Gantt charts are very helpful where there is little or no relationship between successive activities or where the times to complete a task have been established. Unfortunately, such ideal conditions do not always exist.
Gantt chart is essentially a bar graph with time on the horizontal axis and the resources to be scheduled on the vertical axis. It is used for scheduling resources, including management system inputs such as human resources and machines. We can illustrate this in Figure 2.2.

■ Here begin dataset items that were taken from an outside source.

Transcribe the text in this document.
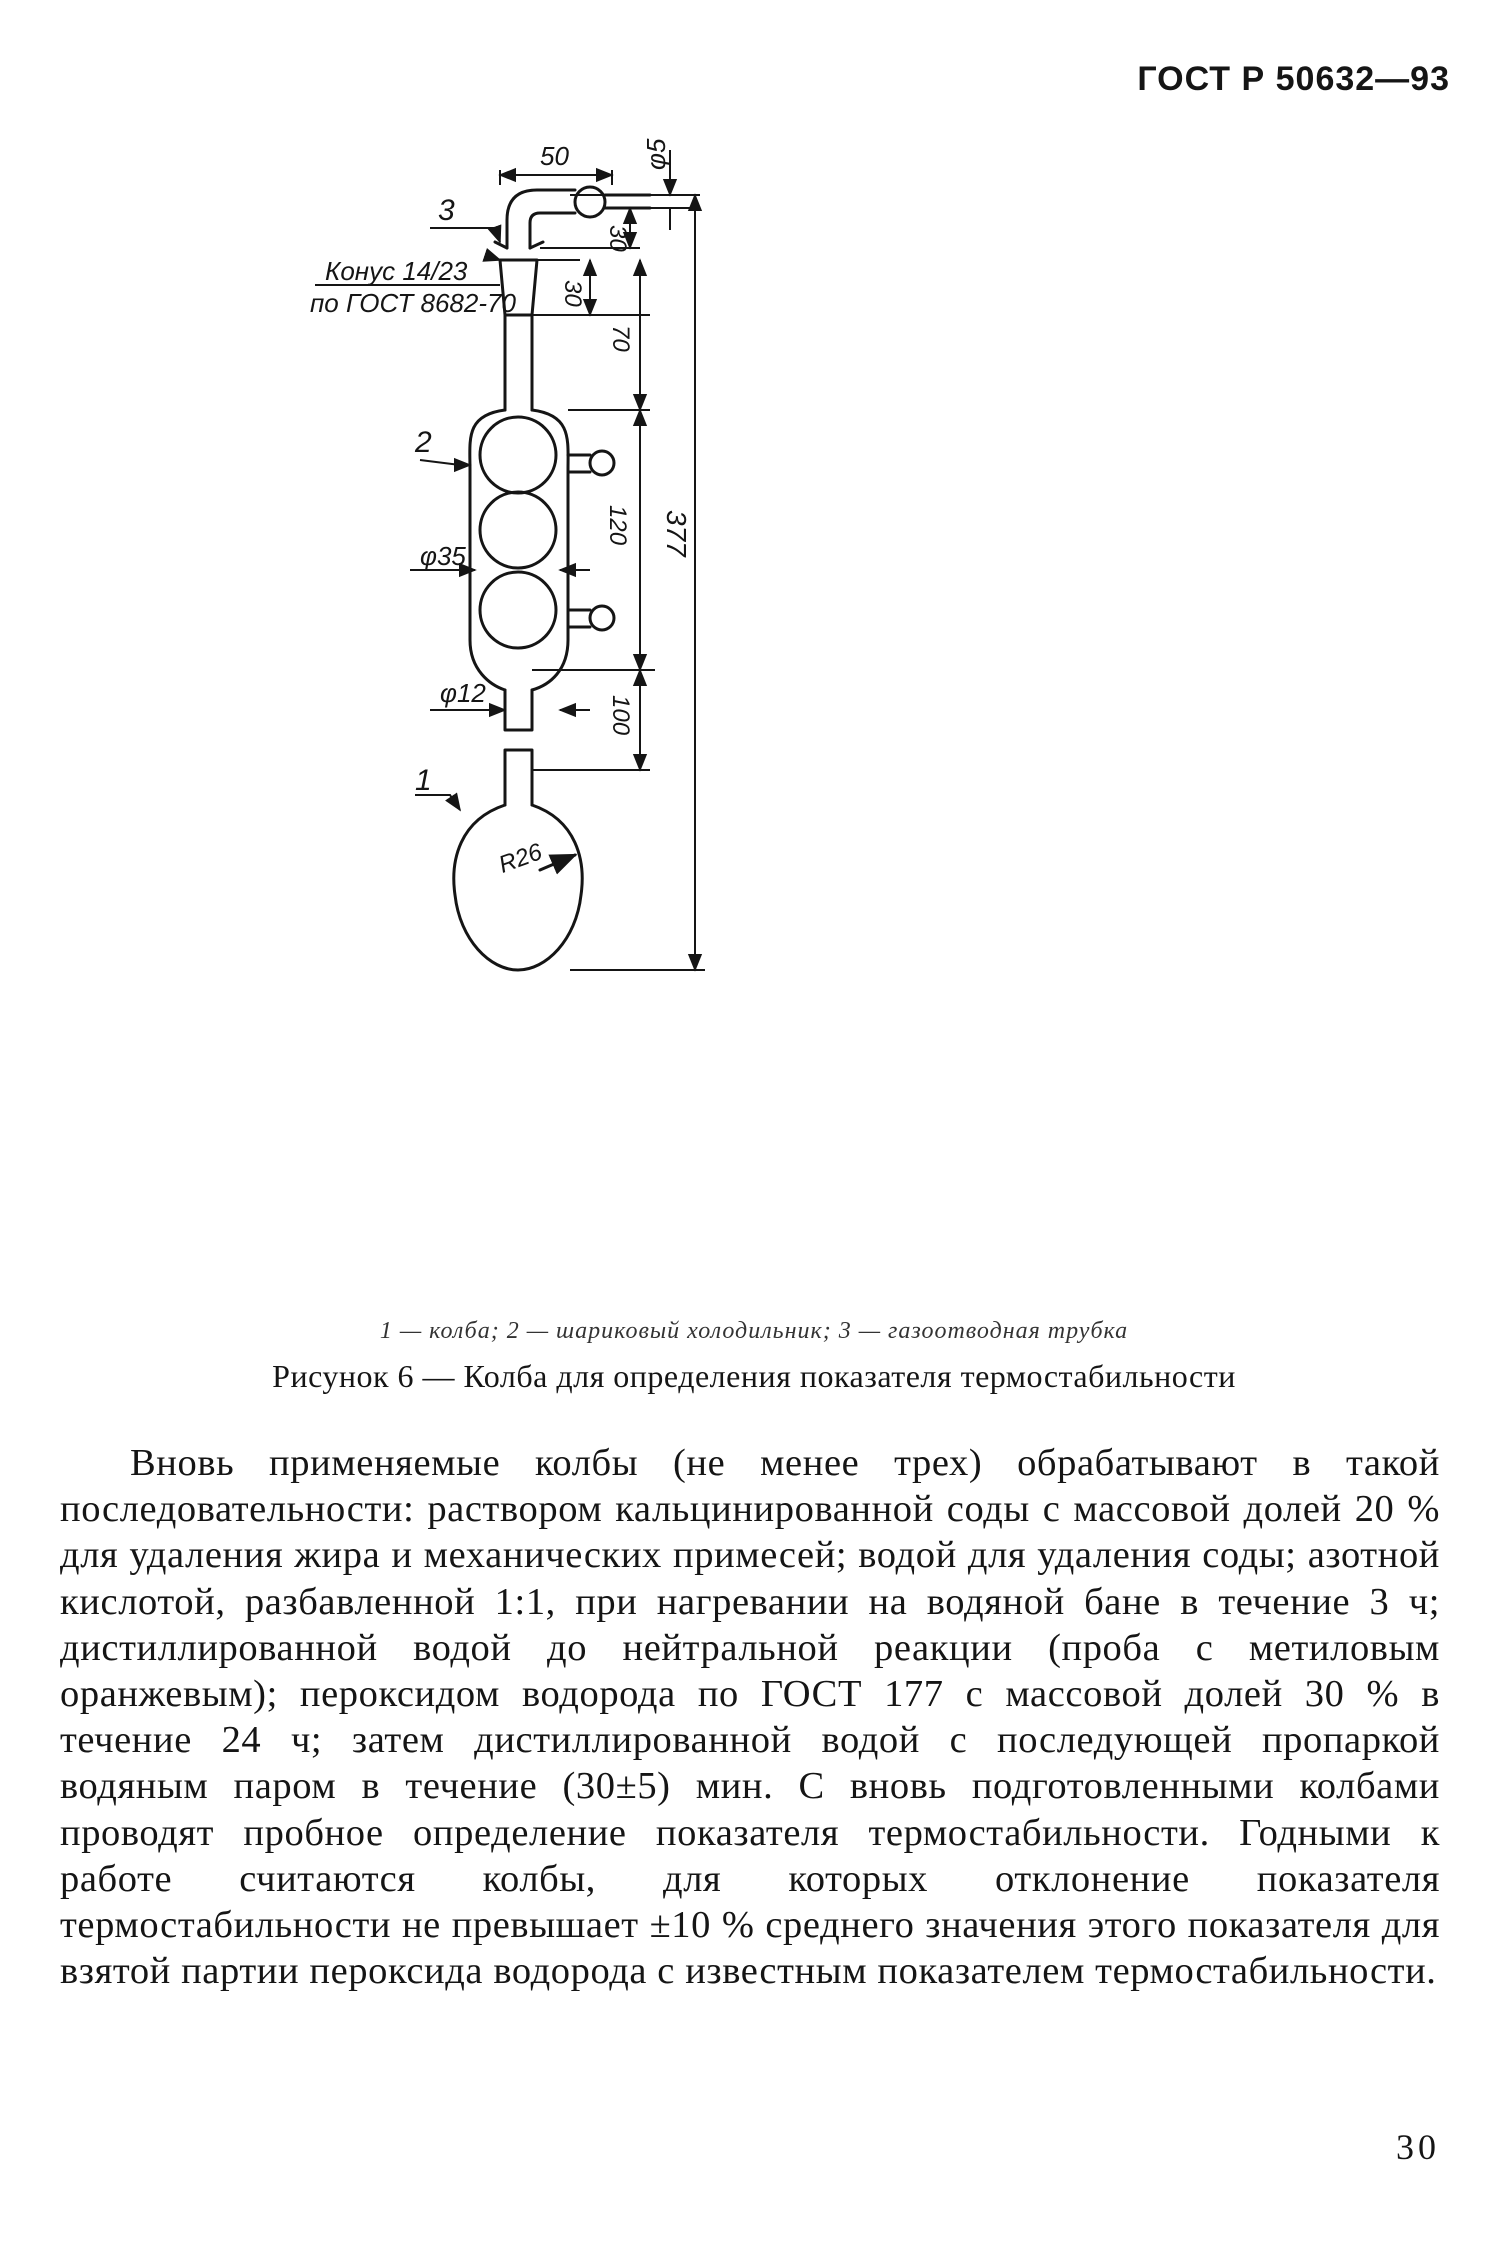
ГОСТ Р 50632—93
50	φ5
30
30
70
120 377
φ35
φ12
100
R26
3
Конус 14/23
по ГОСТ 8682-70
2
1
1 — колба; 2 — шариковый холодильник; 3 — газоотводная трубка
Рисунок 6 — Колба для определения показателя термостабильности
Вновь применяемые колбы (не менее трех) обрабатывают в такой последовательности: раствором кальцинированной соды с массовой долей 20 % для удаления жира и механических примесей; водой для удаления соды; азотной кислотой, разбавленной 1:1, при нагревании на водяной бане в течение 3 ч; дистиллированной водой до нейтральной реакции (проба с метиловым оранжевым); пероксидом водорода по ГОСТ 177 с массовой долей 30 % в течение 24 ч; затем дистиллированной водой с последующей пропаркой водяным паром в течение (30±5) мин. С вновь подготовленными колбами проводят пробное определение показателя термостабильности. Годными к работе считаются колбы, для которых отклонение показателя термостабильности не превышает ±10 % среднего значения этого показателя для взятой партии пероксида водорода с известным показателем термостабильности.
30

Figure 2.2: Work Week Second
Figure 2.2 shows a completed Gantt chart for a work period. The resources scheduled over the five workdays on this chart were the human resources (Ahmed and Ali). During this week, both Ahmed and Ali were supposed to produce 10 units a day. However, the actual production deviated from planned production. There were days when each of the two workers produced more than 10 units, as well as days when each produced fewer than 10 units. Cumulative actual production for workweek shows that Ahmed produced 40 units and Ali produced 45 units over the five days.
Features: Although simple in concept and appearance, the Gantt chart has many valuable managerial uses, these are:
First: managers can use it as a summary overview of how organizational resources are being employed.
Second: from it, you can detect such facts as which resources are consistently contributing to productivity and which are hindering it.
Third: managers can use the Gantt chart to help coordinate organizational resources. The chart can show which resources are not being used during specific periods, thereby allowing managers to schedule those resources for work on other production efforts.
Fourth: the chart can be used to establish realistic worker output standards.